The pattern repeats: outsource a cognitive function to a tool, and the brain physically downsizes for that function. There’s no reason to think coding is exempt.
The uncomfortable truth: AI makes it easy to produce code you don’t understand. And for a while, that works. You ship features, hit deadlines, look productive. The gap shows up when something breaks in an unfamiliar way, or when you need to design something the model hasn’t seen, or when you’re in a meeting and can’t explain your own system.
Know the difference between “I’m using AI to go faster at something I know” and “I’m using AI to avoid learning something I should know.” The second one has a cost, and you pay it later.
5️⃣ Cost: the enterprise pricing question
AI tooling isn’t cheap. Enterprise tiers, additional API usage for agentic workflows, premium models — the bill adds up. For a team of 100 developers, you’re looking at $25-50K/year just for Copilot licenses, potentially much more with heavy agentic usage.
The ROI question remains genuinely open. Vendors cite productivity studies, but most of those measure speed on isolated tasks, not long-term codebase quality or maintenance costs. Nobody has strong longitudinal data yet.

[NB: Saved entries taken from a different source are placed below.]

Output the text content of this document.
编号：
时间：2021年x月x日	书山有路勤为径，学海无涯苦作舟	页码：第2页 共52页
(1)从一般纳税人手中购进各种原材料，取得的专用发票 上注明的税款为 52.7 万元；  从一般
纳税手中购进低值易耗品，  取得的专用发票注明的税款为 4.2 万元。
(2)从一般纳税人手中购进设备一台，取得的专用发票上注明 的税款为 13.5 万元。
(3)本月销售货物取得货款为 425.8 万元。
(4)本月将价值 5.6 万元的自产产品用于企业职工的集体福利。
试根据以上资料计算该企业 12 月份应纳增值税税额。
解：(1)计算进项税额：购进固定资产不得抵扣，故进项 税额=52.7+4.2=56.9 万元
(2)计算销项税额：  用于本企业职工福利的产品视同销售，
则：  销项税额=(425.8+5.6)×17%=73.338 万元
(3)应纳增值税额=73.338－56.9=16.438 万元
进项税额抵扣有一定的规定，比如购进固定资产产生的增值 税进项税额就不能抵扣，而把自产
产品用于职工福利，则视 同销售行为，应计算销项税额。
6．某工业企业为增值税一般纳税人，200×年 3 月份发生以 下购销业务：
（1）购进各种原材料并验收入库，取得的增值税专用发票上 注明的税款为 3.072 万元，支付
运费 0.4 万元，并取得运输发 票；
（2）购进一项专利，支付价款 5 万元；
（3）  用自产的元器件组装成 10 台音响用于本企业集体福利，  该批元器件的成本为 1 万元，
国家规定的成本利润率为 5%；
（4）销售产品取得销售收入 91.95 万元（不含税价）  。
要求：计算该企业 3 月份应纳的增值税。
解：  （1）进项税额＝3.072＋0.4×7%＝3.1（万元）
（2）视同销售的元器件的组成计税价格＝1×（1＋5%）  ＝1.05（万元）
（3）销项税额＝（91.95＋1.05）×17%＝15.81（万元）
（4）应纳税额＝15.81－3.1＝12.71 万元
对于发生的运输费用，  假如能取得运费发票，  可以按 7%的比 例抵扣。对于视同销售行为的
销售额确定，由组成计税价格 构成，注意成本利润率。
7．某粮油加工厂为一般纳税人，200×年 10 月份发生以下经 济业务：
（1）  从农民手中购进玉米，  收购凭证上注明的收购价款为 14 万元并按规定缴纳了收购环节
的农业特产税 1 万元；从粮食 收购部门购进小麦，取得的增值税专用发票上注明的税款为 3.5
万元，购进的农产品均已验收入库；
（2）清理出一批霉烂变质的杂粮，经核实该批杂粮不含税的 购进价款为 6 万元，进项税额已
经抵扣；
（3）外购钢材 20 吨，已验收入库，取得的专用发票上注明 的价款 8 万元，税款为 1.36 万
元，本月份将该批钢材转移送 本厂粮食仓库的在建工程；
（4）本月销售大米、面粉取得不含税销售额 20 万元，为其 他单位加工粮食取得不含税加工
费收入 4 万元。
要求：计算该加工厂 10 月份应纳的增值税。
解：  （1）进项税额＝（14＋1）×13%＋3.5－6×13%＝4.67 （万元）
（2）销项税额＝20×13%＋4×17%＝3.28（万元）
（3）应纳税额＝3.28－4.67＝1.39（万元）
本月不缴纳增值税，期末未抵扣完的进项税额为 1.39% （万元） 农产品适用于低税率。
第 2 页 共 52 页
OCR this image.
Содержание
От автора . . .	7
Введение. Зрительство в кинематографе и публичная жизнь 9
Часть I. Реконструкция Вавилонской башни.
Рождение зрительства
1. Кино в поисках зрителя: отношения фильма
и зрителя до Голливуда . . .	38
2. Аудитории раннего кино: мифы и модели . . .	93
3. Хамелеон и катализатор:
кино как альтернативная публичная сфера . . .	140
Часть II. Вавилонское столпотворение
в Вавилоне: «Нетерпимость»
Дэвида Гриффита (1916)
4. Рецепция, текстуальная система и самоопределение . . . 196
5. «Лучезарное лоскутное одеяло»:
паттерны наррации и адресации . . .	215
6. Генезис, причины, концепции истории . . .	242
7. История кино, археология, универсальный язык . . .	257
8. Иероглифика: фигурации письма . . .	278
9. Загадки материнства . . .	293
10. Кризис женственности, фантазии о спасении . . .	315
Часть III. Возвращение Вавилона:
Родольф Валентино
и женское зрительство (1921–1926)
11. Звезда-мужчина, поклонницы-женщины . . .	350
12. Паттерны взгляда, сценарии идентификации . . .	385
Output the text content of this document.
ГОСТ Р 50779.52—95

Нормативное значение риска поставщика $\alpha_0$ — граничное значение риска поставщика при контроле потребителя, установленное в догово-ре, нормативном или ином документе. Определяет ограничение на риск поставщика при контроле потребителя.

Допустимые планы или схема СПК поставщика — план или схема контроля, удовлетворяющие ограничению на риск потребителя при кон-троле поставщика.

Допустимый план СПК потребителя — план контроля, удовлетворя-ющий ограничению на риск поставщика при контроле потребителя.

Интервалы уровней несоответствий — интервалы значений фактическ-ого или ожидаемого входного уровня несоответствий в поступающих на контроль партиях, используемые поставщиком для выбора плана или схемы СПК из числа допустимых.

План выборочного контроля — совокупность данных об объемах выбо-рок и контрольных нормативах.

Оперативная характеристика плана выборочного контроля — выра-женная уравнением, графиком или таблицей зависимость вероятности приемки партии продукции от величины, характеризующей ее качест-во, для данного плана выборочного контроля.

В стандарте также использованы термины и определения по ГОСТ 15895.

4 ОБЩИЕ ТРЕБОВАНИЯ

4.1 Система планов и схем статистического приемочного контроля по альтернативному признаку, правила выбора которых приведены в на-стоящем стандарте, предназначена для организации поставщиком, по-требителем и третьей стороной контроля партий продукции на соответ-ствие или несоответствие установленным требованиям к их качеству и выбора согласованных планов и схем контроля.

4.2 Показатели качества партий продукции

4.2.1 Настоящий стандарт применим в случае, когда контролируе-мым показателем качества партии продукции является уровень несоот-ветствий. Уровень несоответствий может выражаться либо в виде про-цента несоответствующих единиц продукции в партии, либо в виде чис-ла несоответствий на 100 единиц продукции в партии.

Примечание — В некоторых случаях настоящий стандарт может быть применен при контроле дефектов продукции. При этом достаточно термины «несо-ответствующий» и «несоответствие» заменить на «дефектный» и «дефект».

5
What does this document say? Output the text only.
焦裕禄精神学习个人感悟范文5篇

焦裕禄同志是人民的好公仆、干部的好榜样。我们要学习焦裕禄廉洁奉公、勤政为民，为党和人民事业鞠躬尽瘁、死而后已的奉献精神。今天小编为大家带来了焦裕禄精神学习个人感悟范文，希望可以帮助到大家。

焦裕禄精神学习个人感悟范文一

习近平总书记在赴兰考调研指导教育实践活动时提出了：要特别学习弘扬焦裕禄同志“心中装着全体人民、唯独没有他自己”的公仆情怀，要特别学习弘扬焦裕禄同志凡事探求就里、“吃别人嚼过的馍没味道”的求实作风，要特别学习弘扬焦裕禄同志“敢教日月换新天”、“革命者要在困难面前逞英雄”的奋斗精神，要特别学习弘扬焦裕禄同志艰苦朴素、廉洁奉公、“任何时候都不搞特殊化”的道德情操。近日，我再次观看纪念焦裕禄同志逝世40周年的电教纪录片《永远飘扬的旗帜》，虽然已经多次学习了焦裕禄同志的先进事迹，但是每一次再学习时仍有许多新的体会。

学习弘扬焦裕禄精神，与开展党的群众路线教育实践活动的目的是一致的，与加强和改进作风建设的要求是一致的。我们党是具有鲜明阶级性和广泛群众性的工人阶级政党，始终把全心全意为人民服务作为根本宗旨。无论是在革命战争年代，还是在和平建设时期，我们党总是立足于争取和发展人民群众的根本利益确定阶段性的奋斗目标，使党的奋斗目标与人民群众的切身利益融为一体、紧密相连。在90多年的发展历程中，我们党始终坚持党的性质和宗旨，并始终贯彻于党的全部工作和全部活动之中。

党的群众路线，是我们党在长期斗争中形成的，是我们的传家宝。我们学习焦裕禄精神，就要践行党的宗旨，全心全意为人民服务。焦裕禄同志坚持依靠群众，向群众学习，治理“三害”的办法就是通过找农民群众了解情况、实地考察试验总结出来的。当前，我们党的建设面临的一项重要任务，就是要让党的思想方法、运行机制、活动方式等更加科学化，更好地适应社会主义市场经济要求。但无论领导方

Meanwhile, pricing models keep changing. What costs $19/month today might cost $39 tomorrow if vendors decide the market will bear it. Or it might get cheaper as competition increases. Nobody knows, and that uncertainty makes long-term budgeting harder than anyone admits.
Organizations should treat AI tool spend like any other infrastructure cost: measure what you can, set budgets, and be honest about what you don’t know yet. “Everyone else is paying for it” is not a strategy.
What to do about all this
None of these risks mean you should avoid AI tools. They mean you should use them with open eyes.
- Review AI-generated code with more scrutiny, not less
- Maintain security practices around any AI-facing surface
- Write code by hand regularly to keep your skills sharp
- Make sure junior developers learn fundamentals before leaning on generation
- Think first, then delegate — outline your approach before handing work to AI (the MIT study found this group had higher brain connectivity than even the unassisted group)
- Track your AI tool costs and measure outcomes honestly
- Stay current on prompt injection research — the landscape changes fast
The developers who’ll get the most from AI tools long-term are the ones who understand both the capabilities and the failure modes. Blind trust and blind rejection are equally wasteful.